Histograms are best to plot continuous level variables because, as the name suggests, the values are on a continuum. Histograms are very helpful for investigating the distribution of continuous variables which is important for determining if a variable needs to be recoded.

Code

hist(SLID$age)

 

We are graphing a hist (histogram) of the variable age from the dataset SLID.

Output

The histogram shows us the range of ages among the observations and the frequency of occurrence. We can also see that the distribution of age does not follow a normal curve and is skewed to the right. This may effect our results of our earlier statistical tests. Sas reports the percent of frequencies of the whole dataset, rather than raw counts. 

Boxplots, often called box-and-whisker plots and are used to represent the quartiles of continuous level variables. Boxplots display the variation in the sample with boxes that represent the quartiles and 'whiskers' of observations outside the upper and lower quartiles. These plots can be done with a single variable or multiple variables, as we will see below.

Code

boxplot(SLID$age)

 

We are graphing a boxplot of the variable age from the dataset SLID

Output

The box plot below shows us the median (just above 40) of the variable age with a horizontal line inside the blue box. The top and bottom edges of the blue box are the 25 (Q1) and 75 (Q3) quartiles of the distribution. Next, the whiskers are the minimum and maximum values recorded for age of the observations. 

Code

boxplot(age ~ sex, data=SLID)

 

We are graphing a boxplot of age ~ (by) the variable sex using data from the SLID dataset. 

Output

This box plot is separated by the sex of the observations (Female and Male). This helps us to see the distribution of age by sex. 

Bar charts are bested used to represent ordinal level variables to show the distribution of the options. We can graph a bar chart of a single variable or multiple variables for a direct comparison.

Code

barplot(table(SLID$language), main="language") 

 

We are graphing a barplot of the contingency table with the variable language from the SLID dataset. The main label for the graph is language. 

Output

 

The bar chart above shows the raw count of observations of the variable sex broken up by the observations. We can clearly see that there are more females than males in the dataset, but this difference is not great. Using the results from this bar chart we could ask ourselves "Is there a statistically significant difference between females and males across language, education, or wages?".

Code

barplot(table(SLID$language, SLID$sex), xlab="sex", ylab="frequency")

 

We are graphing a barplot of the contingency table with the variables language and sex from the SLID dataset. The x-axis (xlab) is labeled sex and the y-axis (ylab) is labeled frequency. 

Output

 

 

We have broken the observations by sex (female and male) and the mean of age within each group.
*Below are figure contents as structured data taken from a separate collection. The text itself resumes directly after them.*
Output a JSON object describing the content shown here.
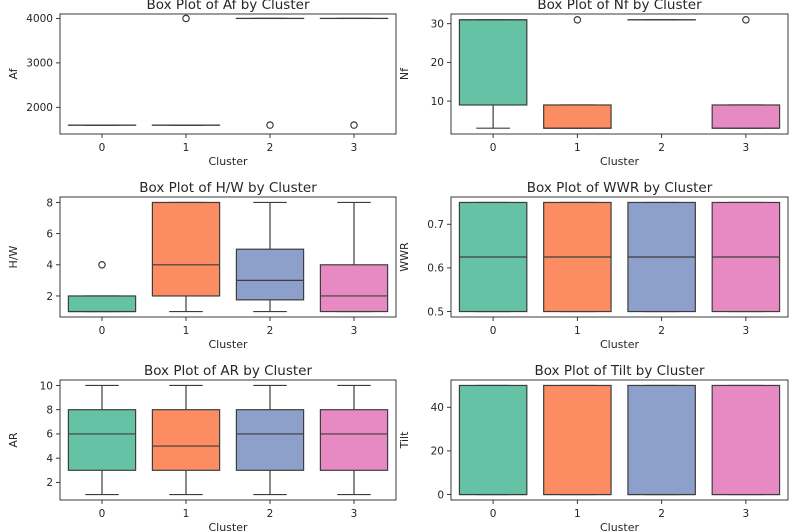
{
  "palette": [
    "#66c2a5",
    "#fc8d62",
    "#8da0cb",
    "#e78ac3"
  ],
  "chart_data": [
    {
      "type": "box",
      "title": "Box Plot of Af by Cluster",
      "xlabel": "Cluster",
      "ylabel": "Af",
      "categories": [
        "0",
        "1",
        "2",
        "3"
      ],
      "ylim": [
        1400,
        4100
      ],
      "yticks": [
        2000,
        3000,
        4000
      ],
      "boxes": [
        {
          "q1": 1600,
          "median": 1600,
          "q3": 1600,
          "whislo": 1600,
          "whishi": 1600,
          "outliers": []
        },
        {
          "q1": 1600,
          "median": 1600,
          "q3": 1600,
          "whislo": 1600,
          "whishi": 1600,
          "outliers": [
            4000
          ]
        },
        {
          "q1": 4000,
          "median": 4000,
          "q3": 4000,
          "whislo": 4000,
          "whishi": 4000,
          "outliers": [
            1600
          ]
        },
        {
          "q1": 4000,
          "median": 4000,
          "q3": 4000,
          "whislo": 4000,
          "whishi": 4000,
          "outliers": [
            1600
          ]
        }
      ]
    },
    {
      "type": "box",
      "title": "Box Plot of Nf by Cluster",
      "xlabel": "Cluster",
      "ylabel": "Nf",
      "categories": [
        "0",
        "1",
        "2",
        "3"
      ],
      "ylim": [
        1.5,
        32.5
      ],
      "yticks": [
        10,
        20,
        30
      ],
      "boxes": [
        {
          "q1": 9,
          "median": 31,
          "q3": 31,
          "whislo": 3,
          "whishi": 31,
          "outliers": []
        },
        {
          "q1": 3,
          "median": 3,
          "q3": 9,
          "whislo": 3,
          "whishi": 9,
          "outliers": [
            31
          ]
        },
        {
          "q1": 31,
          "median": 31,
          "q3": 31,
          "whislo": 31,
          "whishi": 31,
          "outliers": []
        },
        {
          "q1": 3,
          "median": 3,
          "q3": 9,
          "whislo": 3,
          "whishi": 9,
          "outliers": [
            31
          ]
        }
      ]
    },
    {
      "type": "box",
      "title": "Box Plot of H/W by Cluster",
      "xlabel": "Cluster",
      "ylabel": "H/W",
      "categories": [
        "0",
        "1",
        "2",
        "3"
      ],
      "ylim": [
        0.65,
        8.35
      ],
      "yticks": [
        2,
        4,
        6,
        8
      ],
      "boxes": [
        {
          "q1": 1,
          "median": 1,
          "q3": 2,
          "whislo": 1,
          "whishi": 2,
          "outliers": [
            4
          ]
        },
        {
          "q1": 2,
          "median": 4,
          "q3": 8,
          "whislo": 1,
          "whishi": 8,
          "outliers": []
        },
        {
          "q1": 1.75,
          "median": 3,
          "q3": 5,
          "whislo": 1,
          "whishi": 8,
          "outliers": []
        },
        {
          "q1": 1,
          "median": 2,
          "q3": 4,
          "whislo": 1,
          "whishi": 8,
          "outliers": []
        }
      ]
    },
    {
      "type": "box",
      "title": "Box Plot of WWR by Cluster",
      "xlabel": "Cluster",
      "ylabel": "WWR",
      "categories": [
        "0",
        "1",
        "2",
        "3"
      ],
      "ylim": [
        0.4875,
        0.7625
      ],
      "yticks": [
        0.5,
        0.6,
        0.7
      ],
      "boxes": [
        {
          "q1": 0.5,
          "median": 0.625,
          "q3": 0.75,
          "whislo": 0.5,
          "whishi": 0.75,
          "outliers": []
        },
        {
          "q1": 0.5,
          "median": 0.625,
          "q3": 0.75,
          "whislo": 0.5,
          "whishi": 0.75,
          "outliers": []
        },
        {
          "q1": 0.5,
          "median": 0.625,
          "q3": 0.75,
          "whislo": 0.5,
          "whishi": 0.75,
          "outliers": []
        },
        {
          "q1": 0.5,
          "median": 0.625,
          "q3": 0.75,
          "whislo": 0.5,
          "whishi": 0.75,
          "outliers": []
        }
      ]
    },
    {
      "type": "box",
      "title": "Box Plot of AR by Cluster",
      "xlabel": "Cluster",
      "ylabel": "AR",
      "categories": [
        "0",
        "1",
        "2",
        "3"
      ],
      "ylim": [
        0.55,
        10.45
      ],
      "yticks": [
        2,
        4,
        6,
        8,
        10
      ],
      "boxes": [
        {
          "q1": 3,
          "median": 6,
          "q3": 8,
          "whislo": 1,
          "whishi": 10,
          "outliers": []
        },
        {
          "q1": 3,
          "median": 5,
          "q3": 8,
          "whislo": 1,
          "whishi": 10,
          "outliers": []
        },
        {
          "q1": 3,
          "median": 6,
          "q3": 8,
          "whislo": 1,
          "whishi": 10,
          "outliers": []
        },
        {
          "q1": 3,
          "median": 6,
          "q3": 8,
          "whislo": 1,
          "whishi": 10,
          "outliers": []
        }
      ]
    },
    {
      "type": "box",
      "title": "Box Plot of Tilt by Cluster",
      "xlabel": "Cluster",
      "ylabel": "Tilt",
      "categories": [
        "0",
        "1",
        "2",
        "3"
      ],
      "ylim": [
        -2.5,
        52.5
      ],
      "yticks": [
        0,
        20,
        40
      ],
      "boxes": [
        {
          "q1": 0,
          "median": 0,
          "q3": 50,
          "whislo": 0,
          "whishi": 50,
          "outliers": []
        },
        {
          "q1": 0,
          "median": 0,
          "q3": 50,
          "whislo": 0,
          "whishi": 50,
          "outliers": []
        },
        {
          "q1": 0,
          "median": 0,
          "q3": 50,
          "whislo": 0,
          "whishi": 50,
          "outliers": []
        },
        {
          "q1": 0,
          "median": 0,
          "q3": 50,
          "whislo": 0,
          "whishi": 50,
          "outliers": []
        }
      ]
    }
  ]
}
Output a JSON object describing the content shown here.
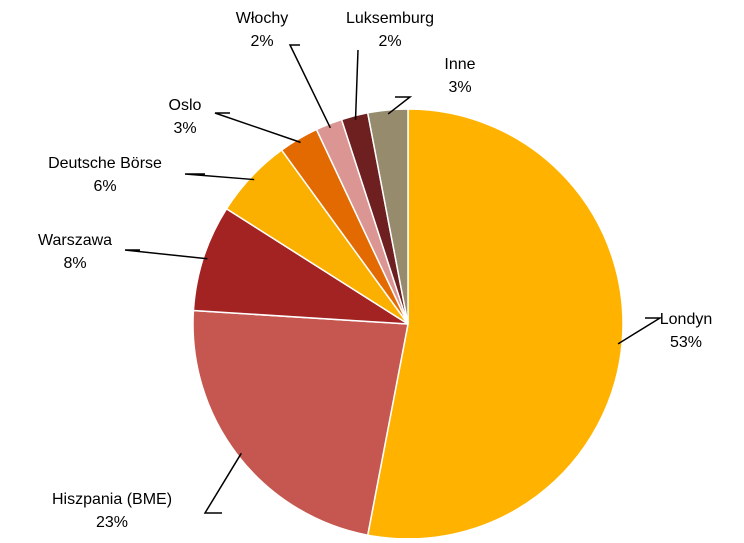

Scatter plots are best used to graphically show if there is a relationship between two variables and what that relationship may look like. 

Code

scatterplot(wages~education, regLine=FALSE, smooth=FALSE, boxplots=FALSE, data=SLID)

 

We are doing a scatterplot of the variables wages by education. We are not (FALSE) including a regLine (regression line) in the plot, a smooth line, and boxplots. The data for the scatter plot comes from the SLID dataset.  

Output

undefined

 

Above is a scatter plot of the variables education by wages. That is, the points in this graph are the values of education relative to wages. Scatter plots are very helpful when examining continuous level variables and if a graphical relationship exists. We can see in this scatter plot that there is some clustering of observations when educations is 15 and wages is 10. This suggests there may be some relationship that exists. After looking as this graph, we would next want to conduct statistical tests to see if the relationships is statically significant.